As plausible as the doctor’s involvement in the case seems, there seems to have been a lot of manipulated evidence and inconsistencies, incriminating Sir William more on morbidity or unfounded gossip than on solid evidence.

3. Walter Sickert
It was the writer Patricia Cornwell who, after an arduous investigation, proposed the impressionist painter, Walter Sickert, as one of the possible Jack the Ripper. In her book Portrait of a Killer: Jack the Ripper.

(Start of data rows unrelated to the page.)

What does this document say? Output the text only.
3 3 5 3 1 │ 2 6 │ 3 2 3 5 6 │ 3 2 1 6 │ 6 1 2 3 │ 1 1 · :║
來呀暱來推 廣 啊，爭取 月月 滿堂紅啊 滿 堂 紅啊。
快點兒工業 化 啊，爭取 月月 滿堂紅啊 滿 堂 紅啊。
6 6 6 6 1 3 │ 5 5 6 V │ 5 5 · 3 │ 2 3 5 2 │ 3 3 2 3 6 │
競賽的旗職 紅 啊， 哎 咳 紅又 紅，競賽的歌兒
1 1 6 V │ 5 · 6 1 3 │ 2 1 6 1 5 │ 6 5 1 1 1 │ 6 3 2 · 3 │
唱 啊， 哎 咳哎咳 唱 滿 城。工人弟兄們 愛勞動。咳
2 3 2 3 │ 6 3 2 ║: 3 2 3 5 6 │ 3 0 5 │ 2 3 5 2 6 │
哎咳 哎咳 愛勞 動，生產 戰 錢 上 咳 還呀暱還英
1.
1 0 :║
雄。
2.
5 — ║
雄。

Case Closed (2002), and thanks to advances in DNA research , impossible at the time, we come across a series of pieces of evidence that link Sickert to the case: traces of his DNA in the correspondence he sent to the Scotland Commissioner Yard or clues about the murders in his paintings.
But there are also skeptics who refute this hypothesis, since mitochondrial DNA is not conclusive evidence that means that Sickert committed the crimes. Skeptics also do not see that Sickert left hidden keysin their works about the murders that only the police or the author could know about the murders, rather they believe that the latter is something simply interpretable.

2. Aaron Kominski
In 2014, Polish-born hairdresser Aaron Kominski was another accused of being behind the Whitechapel murders. It was known that he was a sex maniac who roamed the district , he had even been in the crosshairs of the police at that time, although they could not collect the necessary evidence to arrest him.
He was considered a suspect again when, again, thanks to advances in forensic science, traces of his DNA were found on a shawl that supposedly belonged to Catherine Eddowes, the fourth murdered.
However, many doubt that said garment belonged to the prostitute, since they consider that its appearance is too luxurious to be that of someone from an impoverished life. As in Sickert’s case, mitochondrial DNA evidence does not point to a single culprit.

1. James Maybrick
In mid-2017, the memoirs of James Maybrick, an English cloth merchant, came to light. In this diary, signed by him, he confesses to the murder of five women from the Whitechapel neighborhood and another prostitute in Manchester. As if that were not enough, in the last lines he proclaims himself Jack the Ripper. Due to the amount of details provided about the crimes , the falsification is ruled out.
But Maybrick was 50 years old at the time of the events, could not see well and had movement problems; something that detractors use to erase Jack the Ripper from the list of candidates, because for those crimes someone of great strength and a firm hand was required.
Maybrick is the most recent in a long list of accused, but will we know more evidence that incriminates him or, on the contrary, will new names appear that we will have to point out as possible Jack the Ripper ? The mystery seems to prevail.

Bibliography
Cornwell, P. (2002) Portrait of a Killer: Jack the Ripper, Case Closed. Madrid: Brosmac.
Ressler, Robert K. & Shachtman, T., (2005) Serial Killers. Barcelona: Alba Editorial Ariel.
Ressler, Robert K. & Shachtman, T., (2010) Inside the Monster: An Attempt to Understand Serial Killers. Barcelona: Alba Publisher.